16
Nov

Herman Venema (1697-1787) on 1 Timothy 2:4 and 5.

   Posted by: CalvinandCalvinism   in 1 Timothy 2:4-6

Venema:

1) (a.) Benevolence is an inclination of the will to do good as far as it is possible and lawful to do so. It is also called the love of God towards his creatures–the strong desire by which he is actuated to promote their happiness and perfection. It is universal in its extent, because it has for its object creatures as such, inasmuch as they are the works of his own hands. For the Creator cannot hate what he himself has made, but is naturally and necessarily led to preserve, to perfect, and to bless his own work. He is called love in the highest sense and without any restriction. “God is love,” 1 John iv. 8; “good and upright is the Lord,” Ps. xxv. 8; ” there is none good but one, that is God,” Matt. xix. 17; “he makes his sun to rise on the evil and the good,” Matt. v. 45. Scripture declares that he has no pleasure in the death of him that dies,” because he is his creature, Ezek. xviii. 32; that he “will have all men to be saved,” 1 Tim. ii. 4; that he is ” not willing that any should perish,” 2 Pet. iii . 9. It tells us that he “so loved the world that he gave his only begotten Son, that whosoever believeth in him should not perish but have everlasting life,” John iii . 16. This love, therefore, is universal, and prompted him to give Christ; and hence he is said to be “the Saviour of all men, specially of those that believe,” 1 Tim. iv. 10. His Love of benevolence to all appears also in the command which he gave that his Gospel should be preached to every creature without exception, Matt, xxviii. 19. It is said that he “will render to every man” without respect of persons, “according to his deeds,” Rom. ii. 6; that “we must all appear before the judgment seat of Christ; that every one may receive the things done in his body according to that he hath done, whether it be good or bad,” 2 Cor. v. 10. Hermann Venema, Institutes of Theology, trans., by  Alex W. Brown,  (Andover: W.F. Draper Brothers, 1853), 163-164.

2) There is still another passage on which our opponents found an objection.
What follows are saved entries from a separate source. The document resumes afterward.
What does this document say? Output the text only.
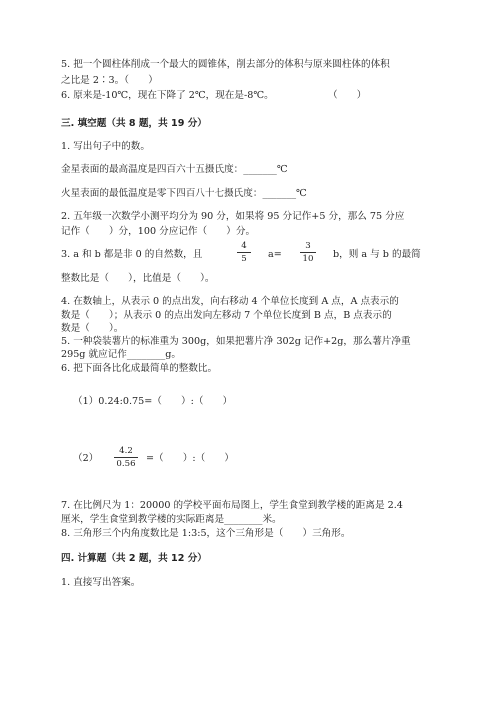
5. 把一个圆柱体削成一个最大的圆锥体，削去部分的体积与原来圆柱体的体积
之比是 2∶3。（　　）
6. 原来是-10℃，现在下降了 2℃，现在是-8℃。	（　　）
三. 填空题（共 8 题，共 19 分）
1. 写出句子中的数。
金星表面的最高温度是四百六十五摄氏度：_______℃
火星表面的最低温度是零下四百八十七摄氏度：_______℃
2. 五年级一次数学小测平均分为 90 分，如果将 95 分记作+5 分，那么 75 分应
记作（　　）分，100 分应记作（　　）分。
3. a 和 b 都是非 0 的自然数，且
4
5	a=
3
10 b，则 a 与 b 的最简
整数比是（　　），比值是（　　）。
4. 在数轴上，从表示 0 的点出发，向右移动 4 个单位长度到 A 点，A 点表示的
数是（　　）；从表示 0 的点出发向左移动 7 个单位长度到 B 点，B 点表示的
数是（　　）。
5. 一种袋装薯片的标准重为 300g，如果把薯片净 302g 记作+2g，那么薯片净重
295g 就应记作________g。
6. 把下面各比化成最简单的整数比。
（1）0.24:0.75=（　　）:（　　）
（2）
4.2
0.56 =（　　）:（　　）
7. 在比例尺为 1：20000 的学校平面布局图上，学生食堂到教学楼的距离是 2.4
厘米，学生食堂到教学楼的实际距离是________米。
8. 三角形三个内角度数比是 1:3:5，这个三角形是（　　）三角形。
四. 计算题（共 2 题，共 12 分）
1. 直接写出答案。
We refer to 1 Tim. ii. 5. The apostle in the beginning of the chapter, we are told, exhorts that supplications, &c. should be made for all men, and then for the purpose of enforcing his exhortation, he adds that there is “one God” who will have all men to be saved, and “one Mediator, the man Christ Jesus.” Our answer to the objection now stated is this. Not only may what has already been said be applied in explaining the apostle’s words, but there is another reason why God is called one. This reason has no reference to unity of essence, but to men in their collective capacity. The apostle in calling him one God, means that he is God to all alike and stands in the same relation to all. He proves that prayers should be offered for all, because God wills all to be saved, because he is one Godnot of the Jews only but of the Gentiles also–the middle wall of partition between them having been broken down. In like manner there is also one Mediator, because he stands in the same relation to all, not only to the Jews but also the Gentiles. The case was different under the old dispensation. There was not then a Mediator of one, Gal. iii . 20, i.e. of one God who stood in the same relation to all, seeing that God was the God only of the Jews. Moses therefore was not a real but a typical and external mediator, because he is called a Mediator not of one, i.e., not of God as God equally to all and as occupying one and the same relation to all, for he was the God of the Jews only to the exclusion of the Gentiles. Now however under the New Testament he is the God alike of both. The apostle clearly intimates this in another place, “Is he the God of the Jews only? is he not also of the Gentiles? Yes, of the Gentiles also; Seeing it is one God which shall justify the circumcision by faith, and uncircumcision through faith,” Rom. iii. 29, 30.

But why, it is asked, is the one God hero called the Mediator, the man Christ Jesus? Is it not meant by this that he is not God!? By no means, we reply. We infer from such language nothing more than this, that he became man for the purpose of discharging his work as Mediator. Why then is he called man and not God? Obviously for the only reason which bore upon the point in hand, that the apostle namely might infer that God was willing that all, Gentiles as well as Jews, should bo saved, because the Mediator is man and therefore is related to all men. Thus as he had called God one, so now he says that there is one Mediator, the man Christ Jesus, in order to furnish a new argument to prove that God wishes the salvation of all whether Jews or Gentiles. Hermann Venema, Institutes of Theology, trans., by  Alex W. Brown,  (Andover: W.F. Draper Brothers, 1853), 252.

4) 7. Scripture assures us that the love of God towards men as such is universal–that he has “no pleasure in the death of him that dies” that he “will have all men to be saved and to come unto the knowledge of the truth“–that he is “not willing that any should perish, but that all should come to repentance,” Ezek. xviii . 32; 1 Tim. ii . 4; 2 Pet.  iii . 9. From these passages we infer that there is a general will or purpose of God held forth in the gospel by which he has linked together faith and salvation without excluding any man, and declares that it is agreeable to him that all should believe and live. If this be denied then it follows that he absolutely willed that some should perish and that, according to his good pleasure, the proposition “he that believes shall be saved” should not apply to them. What becomes, in this case, of his universal love? What are we to make of the passages in which he declares that he wills not the death of the sinner, that he will have all men to be saved?  Hermann Venema, Institutes of Theology, trans., by  Alex W. Brown,  (Andover: W.F. Draper Brothers, 1853), 306.

Richard Muller:

Hermann Venema (1697-1787); studied at Groningen (1711-1714) and Franecker (1714-1718). In 1723 he succeeded the younger Vitringa as professor of theology at Franecker, a post he held until his retirement in 1774. His dogmatic work was published posthumously in English translation: Institutes of Theology (1850). Richard Muller, Post-Reformation Reformed Dogmatics, 1:51 [first edition].

[Note: From what I can gather, only volume 1 was ever published.]